Streamline Refinance Mortgage Loans
What is a Streamline Refinance?
Lower Your Monthly Payment
FHA Streamlines are a fast way to lower your monthly mortgage payment. The FHA has strict guidelines regarding how you achieve the lower payment. For example, you can’t add more than 12 years to your loan term. If you do extend your loan term to lower your payment, you must also reduce your interest rate. The exception is if you’re going from an adjustable-rate mortgage to a fixed-rate mortgage. It all comes back to achieving the net tangible benefit required for an FHA Streamline.
Refinance if You Owe More than Your Home is Worth
Unlike many mortgage refinance options, an FHA Streamline allows you to refinance even if you have an underwater mortgage, or you owe more on your home than it’s worth.
The loan amount for your FHA Streamline is primarily determined by the outstanding principal balance of your loan – so if your home value has declined, you may still be able to use an FHA Streamline to refinance.
There are two types of Streamline refinances. The first is credit qualifying, where you provide income documentation and the lender performs a credit check. If your refinance happens to remove a borrower from the mortgage, you fall into this type of Streamline refinance.
The second is non-credit qualifying.

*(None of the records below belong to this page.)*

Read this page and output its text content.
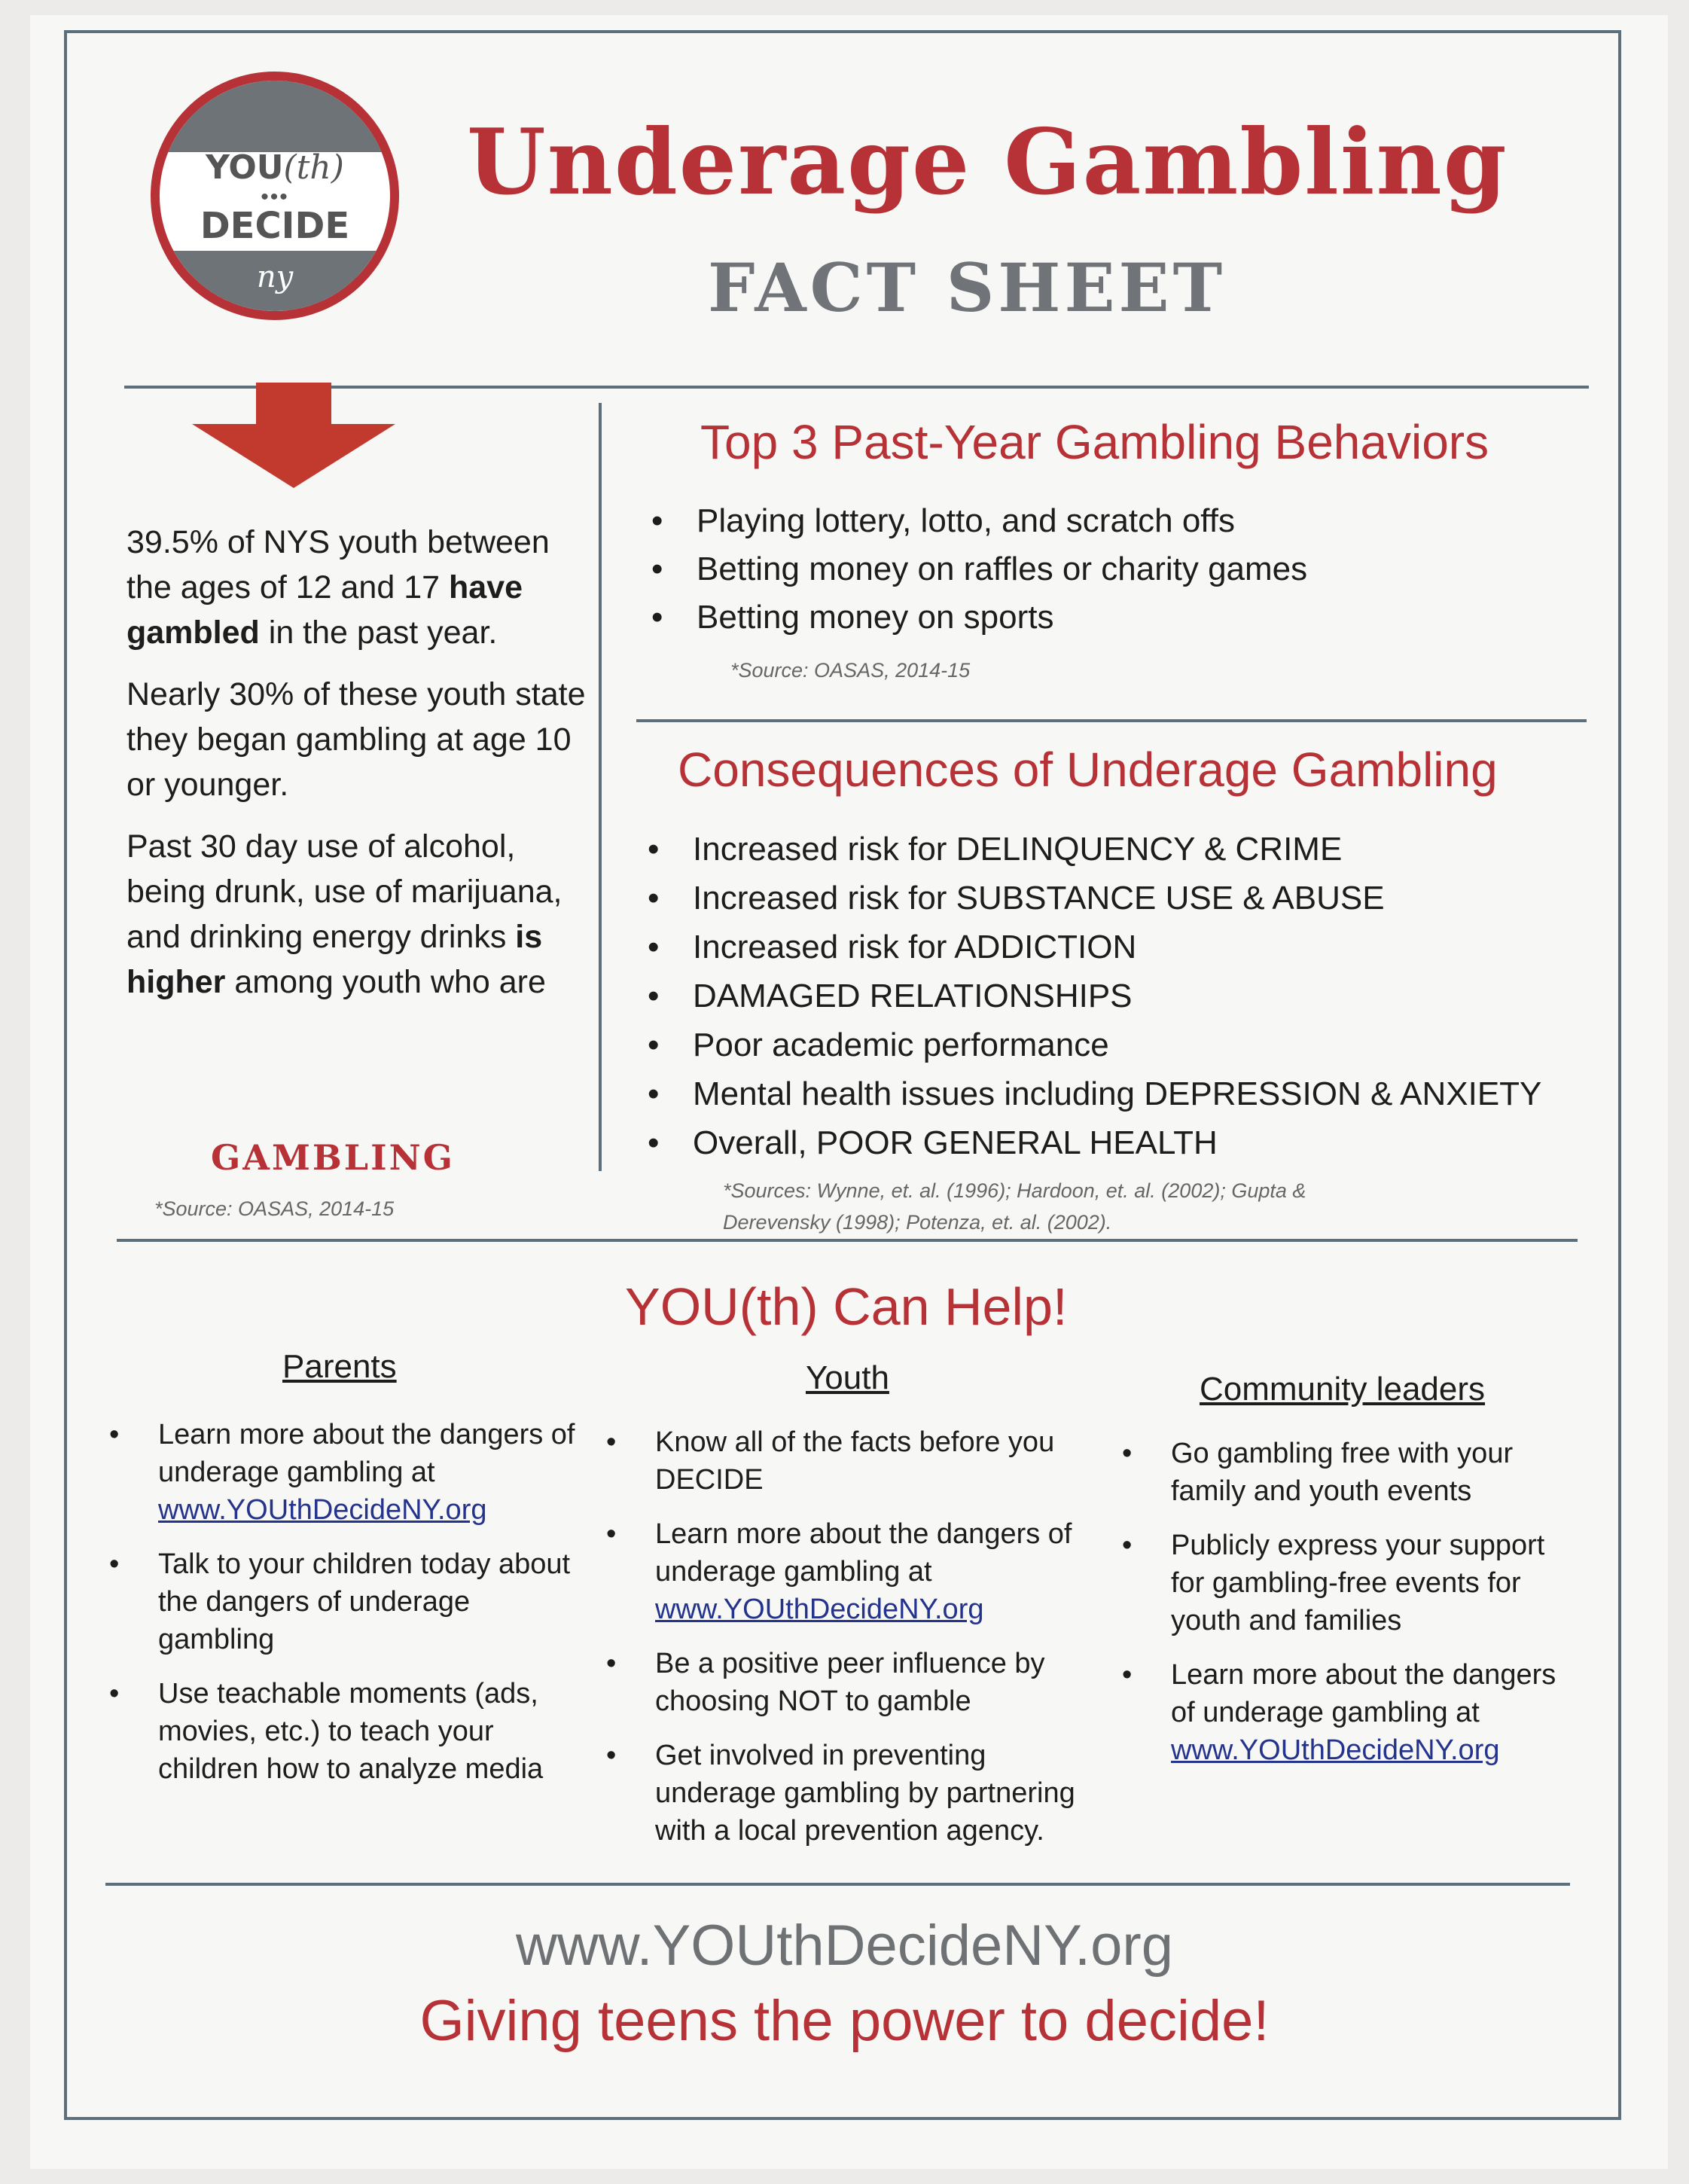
YOU(th)
•••
DECIDE
ny
Underage Gambling
FACT SHEET

39.5% of NYS youth between the ages of 12 and 17 have gambled in the past year.

Nearly 30% of these youth state they began gambling at age 10 or younger.

Past 30 day use of alcohol, being drunk, use of marijuana, and drinking energy drinks is higher among youth who are

GAMBLING
*Source: OASAS, 2014-15
Top 3 Past-Year Gambling Behaviors
• Playing lottery, lotto, and scratch offs
• Betting money on raffles or charity games
• Betting money on sports
*Source: OASAS, 2014-15
Consequences of Underage Gambling
• Increased risk for DELINQUENCY & CRIME
• Increased risk for SUBSTANCE USE & ABUSE
• Increased risk for ADDICTION
• DAMAGED RELATIONSHIPS
• Poor academic performance
• Mental health issues including DEPRESSION & ANXIETY
• Overall, POOR GENERAL HEALTH
*Sources: Wynne, et. al. (1996); Hardoon, et. al. (2002); Gupta &
Derevensky (1998); Potenza, et. al. (2002).
YOU(th) Can Help!
Parents
• Learn more about the dangers of underage gambling at www.YOUthDecideNY.org
• Talk to your children today about the dangers of underage gambling
• Use teachable moments (ads, movies, etc.) to teach your children how to analyze media
Youth
• Know all of the facts before you DECIDE
• Learn more about the dangers of underage gambling at www.YOUthDecideNY.org
• Be a positive peer influence by choosing NOT to gamble
• Get involved in preventing underage gambling by partnering with a local prevention agency.
Community leaders
• Go gambling free with your family and youth events
• Publicly express your support for gambling-free events for youth and families
• Learn more about the dangers of underage gambling at www.YOUthDecideNY.org
www.YOUthDecideNY.org
Giving teens the power to decide!
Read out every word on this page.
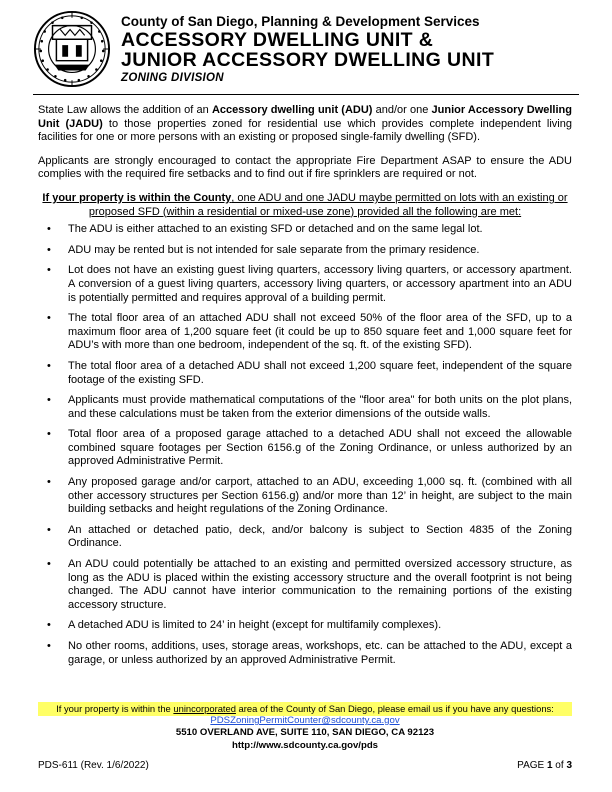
County of San Diego, Planning & Development Services
ACCESSORY DWELLING UNIT &
JUNIOR ACCESSORY DWELLING UNIT
ZONING DIVISION

State Law allows the addition of an Accessory dwelling unit (ADU) and/or one Junior Accessory Dwelling Unit (JADU) to those properties zoned for residential use which provides complete independent living facilities for one or more persons with an existing or proposed single-family dwelling (SFD).

Applicants are strongly encouraged to contact the appropriate Fire Department ASAP to ensure the ADU complies with the required fire setbacks and to find out if fire sprinklers are required or not.

If your property is within the County, one ADU and one JADU maybe permitted on lots with an existing or proposed SFD (within a residential or mixed-use zone) provided all the following are met:

• The ADU is either attached to an existing SFD or detached and on the same legal lot.
• ADU may be rented but is not intended for sale separate from the primary residence.
• Lot does not have an existing guest living quarters, accessory living quarters, or accessory apartment. A conversion of a guest living quarters, accessory living quarters, or accessory apartment into an ADU is potentially permitted and requires approval of a building permit.
• The total floor area of an attached ADU shall not exceed 50% of the floor area of the SFD, up to a maximum floor area of 1,200 square feet (it could be up to 850 square feet and 1,000 square feet for ADU’s with more than one bedroom, independent of the sq. ft. of the existing SFD).
• The total floor area of a detached ADU shall not exceed 1,200 square feet, independent of the square footage of the existing SFD.
• Applicants must provide mathematical computations of the "floor area" for both units on the plot plans, and these calculations must be taken from the exterior dimensions of the outside walls.
• Total floor area of a proposed garage attached to a detached ADU shall not exceed the allowable combined square footages per Section 6156.g of the Zoning Ordinance, or unless authorized by an approved Administrative Permit.
• Any proposed garage and/or carport, attached to an ADU, exceeding 1,000 sq. ft. (combined with all other accessory structures per Section 6156.g) and/or more than 12’ in height, are subject to the main building setbacks and height regulations of the Zoning Ordinance.
• An attached or detached patio, deck, and/or balcony is subject to Section 4835 of the Zoning Ordinance.
• An ADU could potentially be attached to an existing and permitted oversized accessory structure, as long as the ADU is placed within the existing accessory structure and the overall footprint is not being changed. The ADU cannot have interior communication to the remaining portions of the existing accessory structure.
• A detached ADU is limited to 24’ in height (except for multifamily complexes).
• No other rooms, additions, uses, storage areas, workshops, etc. can be attached to the ADU, except a garage, or unless authorized by an approved Administrative Permit.
If your property is within the unincorporated area of the County of San Diego, please email us if you have any questions:
PDSZoningPermitCounter@sdcounty.ca.gov
5510 OVERLAND AVE, SUITE 110, SAN DIEGO, CA 92123
http://www.sdcounty.ca.gov/pds
PDS-611 (Rev. 1/6/2022)	PAGE 1 of 3
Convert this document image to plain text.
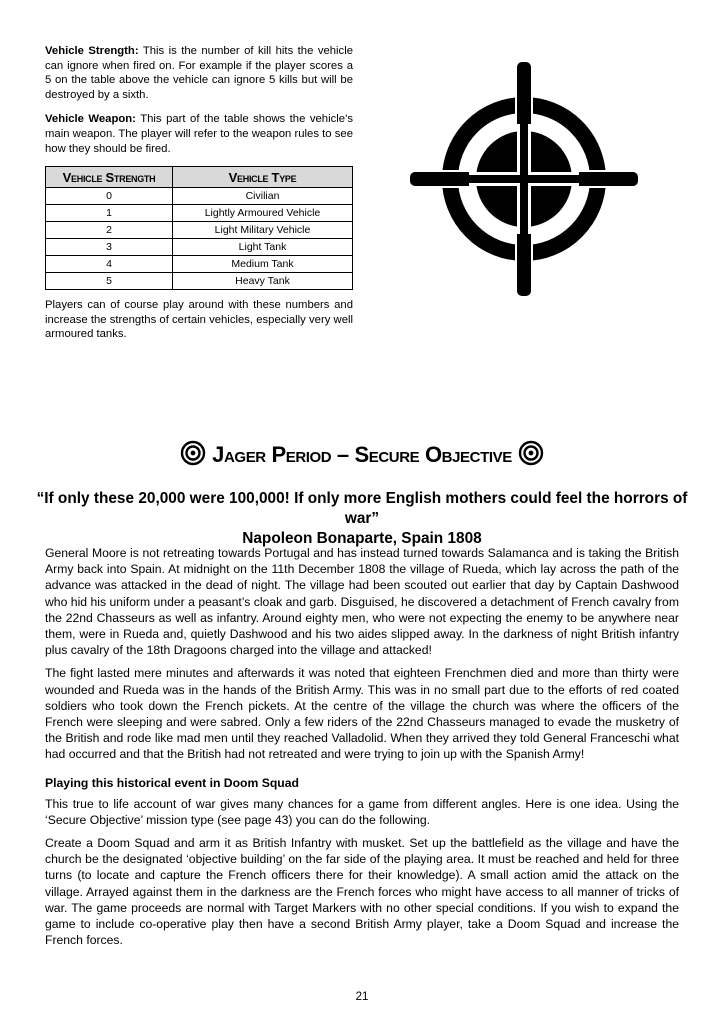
Vehicle Strength: This is the number of kill hits the vehicle can ignore when fired on. For example if the player scores a 5 on the table above the vehicle can ignore 5 kills but will be destroyed by a sixth.

Vehicle Weapon: This part of the table shows the vehicle’s main weapon. The player will refer to the weapon rules to see how they should be fired.

Vehicle Strength	Vehicle Type
0	Civilian
1	Lightly Armoured Vehicle
2	Light Military Vehicle
3	Light Tank
4	Medium Tank
5	Heavy Tank

Players can of course play around with these numbers and increase the strengths of certain vehicles, especially very well armoured tanks.

Jager Period – Secure Objective
“If only these 20,000 were 100,000! If only more English mothers could feel the horrors of war”
Napoleon Bonaparte, Spain 1808

General Moore is not retreating towards Portugal and has instead turned towards Salamanca and is taking the British Army back into Spain. At midnight on the 11th December 1808 the village of Rueda, which lay across the path of the advance was attacked in the dead of night. The village had been scouted out earlier that day by Captain Dashwood who hid his uniform under a peasant’s cloak and garb. Disguised, he discovered a detachment of French cavalry from the 22nd Chasseurs as well as infantry. Around eighty men, who were not expecting the enemy to be anywhere near them, were in Rueda and, quietly Dashwood and his two aides slipped away. In the darkness of night British infantry plus cavalry of the 18th Dragoons charged into the village and attacked!

The fight lasted mere minutes and afterwards it was noted that eighteen Frenchmen died and more than thirty were wounded and Rueda was in the hands of the British Army. This was in no small part due to the efforts of red coated soldiers who took down the French pickets. At the centre of the village the church was where the officers of the French were sleeping and were sabred. Only a few riders of the 22nd Chasseurs managed to evade the musketry of the British and rode like mad men until they reached Valladolid. When they arrived they told General Franceschi what had occurred and that the British had not retreated and were trying to join up with the Spanish Army!

Playing this historical event in Doom Squad

This true to life account of war gives many chances for a game from different angles. Here is one idea. Using the ‘Secure Objective’ mission type (see page 43) you can do the following.

Create a Doom Squad and arm it as British Infantry with musket. Set up the battlefield as the village and have the church be the designated ‘objective building’ on the far side of the playing area. It must be reached and held for three turns (to locate and capture the French officers there for their knowledge). A small action amid the attack on the village. Arrayed against them in the darkness are the French forces who might have access to all manner of tricks of war. The game proceeds are normal with Target Markers with no other special conditions. If you wish to expand the game to include co-operative play then have a second British Army player, take a Doom Squad and increase the French forces.

21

With this type of refinancing, your lender still checks your credit, but there are fewer factors your lender considers within your credit report. For a non-credit qualifying refinance, your lender may not need to verify your income. This makes for a faster, easier approval process.
No Appraisal Required
Generally, FHA Streamlines do not require an appraisal because the amount of your loan is determined by what you currently owe- not your home's value.
VA Interest Rate Reduction Refinance Loan (IRRRL)
Lower Your Interest Rate
The most common reason why veterans and their family members refinance their VA loans is that they need a lower interest rate. When it comes to how refinancing works with a VA Streamline, your monthly payments often decrease. Lower monthly payments may result from an extended term on the loan, which allows more time to pay on your mortgage. A lower interest rate could also result in a lower monthly payment if the length of the loan is held equal.
Restructure from Adjustable Rate to Fixed Rate
Refinancing with a VA Streamline could allow you to move from an adjustable-rate mortgage to a fixed-rate loan. ARMs change over time, depending on rate fluctuations. Fixed-rate mortgages lock in a single interest rate until you pay off your mortgage.
Reduced Funding Fee
Instead of mortgage insurance, VA loans have a funding fee that can either be paid at closing, offset with a lender-paid credit, or added to the loan balance. The amount of the funding fee on a regular VA loan is anywhere between 1.4 – 3.6% of the loan amount depending on service status. For a VA Streamline, the funding fee is 0.5% of the loan amount in all circumstances.
No Appraisal Required
VA Streamlines do not require an appraisal in most cases, but that will be determined depending on your specific circumstances.
One thing that separates USDA Streamlines from similar offerings from other loan types is that there are actually two different options. Let’s run through the eligibility requirements for a USDA Streamline-Assist refinance before taking a look at the similarities and differences at a house with a USDA Standard Streamline.
USDA Streamline-Assist Refinance
- The home has to be your primary residence – where you live for the majority of the year.
- Your current mortgage has to be either a USDA Direct Home Loan or a USDA Guaranteed Home Loan.
- Your existing home loan must be at least 12 months old before you can receive conditional approval on your new loan.
- You have to have at least made 12 consecutive payments on your existing USDA loan.
- Your monthly mortgage payment – including principal, interest, taxes and insurance – has to be a minimum of $50 lower after the refinance than it was before.
As part of the Streamline-Assist option, no credit check is required and no special ratios are calculated, so it can be easier to qualify. Income isn’t a factor. Additionally, no appraisal or inspection is necessary if you haven’t received a subsidy. Finally, things like escrow fees and other closing costs can be included in the loan to create a no-closing cost refinancing.
USDA Standard Streamline
A standard USDA Streamline is a bit harder to qualify for than a Streamline-Assist refinance, but it still may be a good option. Let’s go over the qualifications:
- The home has to be your primary residence.
- Your existing home loan has to be either directly from or guaranteed by the USDA.
- Your existing home loan has to be at least a year old before you can get a conditional approval on your Streamline.
- You have to prove your income and with a USDA-qualifying debt-to-income (DTI) ratio.
- Standard credit guidelines apply.
- You have to have made on-time payments for the last 6 months.
Other than credit and income guidelines being more strict, many of the other features of the Streamline-Assist are carried over. For example, there’s usually no home appraisal or inspection is required. Closing costs can still be built into the loan.